Catastrophe : avant, la page d'accueil s'ouvrait directement sur l'annuaire des particuliers ; à partir de ce moment l'annuaire est devenu plus professionnel : il vous amène directement sur PagesJaunes. Et pour retrouver les PagesBlanches, il faut cliquer et attendre deux secondes; on dira certes que deux secondes ne comptent pas, pas plus en tous cas que les centimes que l'on peut gagner en fonction de l'opérateur mais, pour les gens pressés que nous sommes devenus, elles sont frustrantes. Si la première requête est infructueuse, on ne peut pas taper le nouveau nom directement ; il faut revenir à la page d'accueil de PagesBlanches : là aussi, une seconde d'attente. Il semble que depuis quelque temps certains de ces petits travers aient été corrigés. On n'aurait rien changé dès le départ qu'ils n'auraient pas eu besoin d'être corrigés !
Pure singerie
Tout n'est pas mauvais dans la concurrence. Il est incontestable que les factures de téléphone sont moins lourdes qu'il y a dix ans. Je doute qu'il en soit de même pour les factures d'électricité. Il est facile de s'installer opérateur de télécommunications, plus difficile de construire un réseau de production et de transport d'électricité. Plus difficile aussi de faire un réseau de distribution de courrier généraliste ouvert à tous et couvrant tout le territoire
Avec ou sans changement de statut, La Poste peut laisser dégrader son service autant qu'elle veut, je n'irai pas m'adresser à son concurrent sur le trottoir d'en face. C'est dire que cette démarche commerciale, soi-disant concurrentielle, au moins autant qu'elle s'adresse au grand public, est pure singerie, une prétendue adaptation à une concurrence qui ne verra jamais le jour — sauf paraît-il dans les zones frontalières où la poste allemande ou néerlandaise venait il n'y a pas si longtemps chercher le courrier en France, l'affranchissait moins cher et le remettait à la poste française pour qu'elle le distribue...
Il fut un temps où le progrès voulait dire l'application de techniques modernes qui rendaient chaque année les services publics — et même privés — plus fiables, plus rapides, plus confortables : après la diligence, la machine à vapeur, puis le train électrique et maintenant le TGV (au moins sur les lignes principales, pour les autres il vaut mieux ne pas en parler).
Le client devait certes s'adapter, mais il y trouvait son avantage.

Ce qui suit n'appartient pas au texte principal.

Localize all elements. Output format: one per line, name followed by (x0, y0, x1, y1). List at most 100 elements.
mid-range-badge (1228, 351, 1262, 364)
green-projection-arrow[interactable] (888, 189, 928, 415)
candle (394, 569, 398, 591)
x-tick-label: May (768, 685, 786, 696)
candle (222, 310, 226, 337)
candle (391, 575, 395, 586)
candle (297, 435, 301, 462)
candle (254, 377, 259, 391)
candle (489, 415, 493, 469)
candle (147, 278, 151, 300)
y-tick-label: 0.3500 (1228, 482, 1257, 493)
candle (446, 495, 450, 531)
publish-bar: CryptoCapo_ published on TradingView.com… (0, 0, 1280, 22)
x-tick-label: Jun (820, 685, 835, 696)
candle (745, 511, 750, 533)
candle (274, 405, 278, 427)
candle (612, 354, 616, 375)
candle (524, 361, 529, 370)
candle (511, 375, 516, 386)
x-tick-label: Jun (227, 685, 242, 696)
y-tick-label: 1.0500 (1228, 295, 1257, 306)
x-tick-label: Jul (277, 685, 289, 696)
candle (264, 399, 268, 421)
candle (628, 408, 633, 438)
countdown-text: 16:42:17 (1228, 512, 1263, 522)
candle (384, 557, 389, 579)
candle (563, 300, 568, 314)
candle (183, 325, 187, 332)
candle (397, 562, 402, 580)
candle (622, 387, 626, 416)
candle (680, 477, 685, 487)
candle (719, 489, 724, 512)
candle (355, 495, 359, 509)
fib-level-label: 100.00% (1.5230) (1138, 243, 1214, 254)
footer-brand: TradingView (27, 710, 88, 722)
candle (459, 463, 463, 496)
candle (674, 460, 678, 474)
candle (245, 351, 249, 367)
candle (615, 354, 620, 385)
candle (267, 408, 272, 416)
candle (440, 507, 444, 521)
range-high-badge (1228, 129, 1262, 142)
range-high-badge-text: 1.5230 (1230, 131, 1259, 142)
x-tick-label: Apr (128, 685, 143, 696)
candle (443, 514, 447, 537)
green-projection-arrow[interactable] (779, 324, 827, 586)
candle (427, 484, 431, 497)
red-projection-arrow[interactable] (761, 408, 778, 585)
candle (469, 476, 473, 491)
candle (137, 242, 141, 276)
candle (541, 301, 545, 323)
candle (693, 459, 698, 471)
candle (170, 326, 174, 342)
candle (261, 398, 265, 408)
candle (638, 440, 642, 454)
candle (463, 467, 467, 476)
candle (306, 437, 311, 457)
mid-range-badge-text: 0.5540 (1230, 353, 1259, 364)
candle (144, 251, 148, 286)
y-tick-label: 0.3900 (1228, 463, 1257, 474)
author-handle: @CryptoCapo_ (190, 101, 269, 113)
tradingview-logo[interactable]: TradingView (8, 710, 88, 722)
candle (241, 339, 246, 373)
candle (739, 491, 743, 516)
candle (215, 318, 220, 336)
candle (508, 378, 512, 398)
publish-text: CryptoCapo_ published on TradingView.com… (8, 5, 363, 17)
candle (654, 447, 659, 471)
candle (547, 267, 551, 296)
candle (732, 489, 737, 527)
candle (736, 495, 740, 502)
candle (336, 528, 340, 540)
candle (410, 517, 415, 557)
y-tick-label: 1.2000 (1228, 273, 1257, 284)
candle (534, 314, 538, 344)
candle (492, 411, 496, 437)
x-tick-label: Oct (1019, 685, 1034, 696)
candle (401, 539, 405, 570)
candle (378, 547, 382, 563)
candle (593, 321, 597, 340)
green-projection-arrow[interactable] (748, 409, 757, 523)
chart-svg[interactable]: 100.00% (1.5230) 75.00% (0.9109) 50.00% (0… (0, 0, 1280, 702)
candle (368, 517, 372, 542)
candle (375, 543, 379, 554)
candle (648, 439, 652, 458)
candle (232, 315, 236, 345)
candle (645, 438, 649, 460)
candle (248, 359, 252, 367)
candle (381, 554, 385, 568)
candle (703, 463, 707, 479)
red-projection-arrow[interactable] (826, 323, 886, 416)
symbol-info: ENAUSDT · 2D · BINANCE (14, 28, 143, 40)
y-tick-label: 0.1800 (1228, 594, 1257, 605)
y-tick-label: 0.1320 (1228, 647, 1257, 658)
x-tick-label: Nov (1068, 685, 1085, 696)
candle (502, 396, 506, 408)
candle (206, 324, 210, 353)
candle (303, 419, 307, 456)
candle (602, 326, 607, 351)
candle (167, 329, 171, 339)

Aujourd'hui, on nous dit que l'évolution à laquelle il faut s'accoutumer pour être moderne, c'est un service postal plus lent, moins fiable, un service de renseignements téléphoniques moins sûr, des banques de données Internet plus lentes, etc. Mais on prétend que dans, cet univers impitoyable et concurrentiel où nous sommes entrés désormais, le progrès c'est ça ; le client doit s'adapter. Comme dans le 1984 d'Orwell, le progrès, c'est le recul ! Les sciences et les techniques auraient-elles régressé ? Non. Qui peut comprendre ?
Fini le temps des PTT, voici la postmodernité.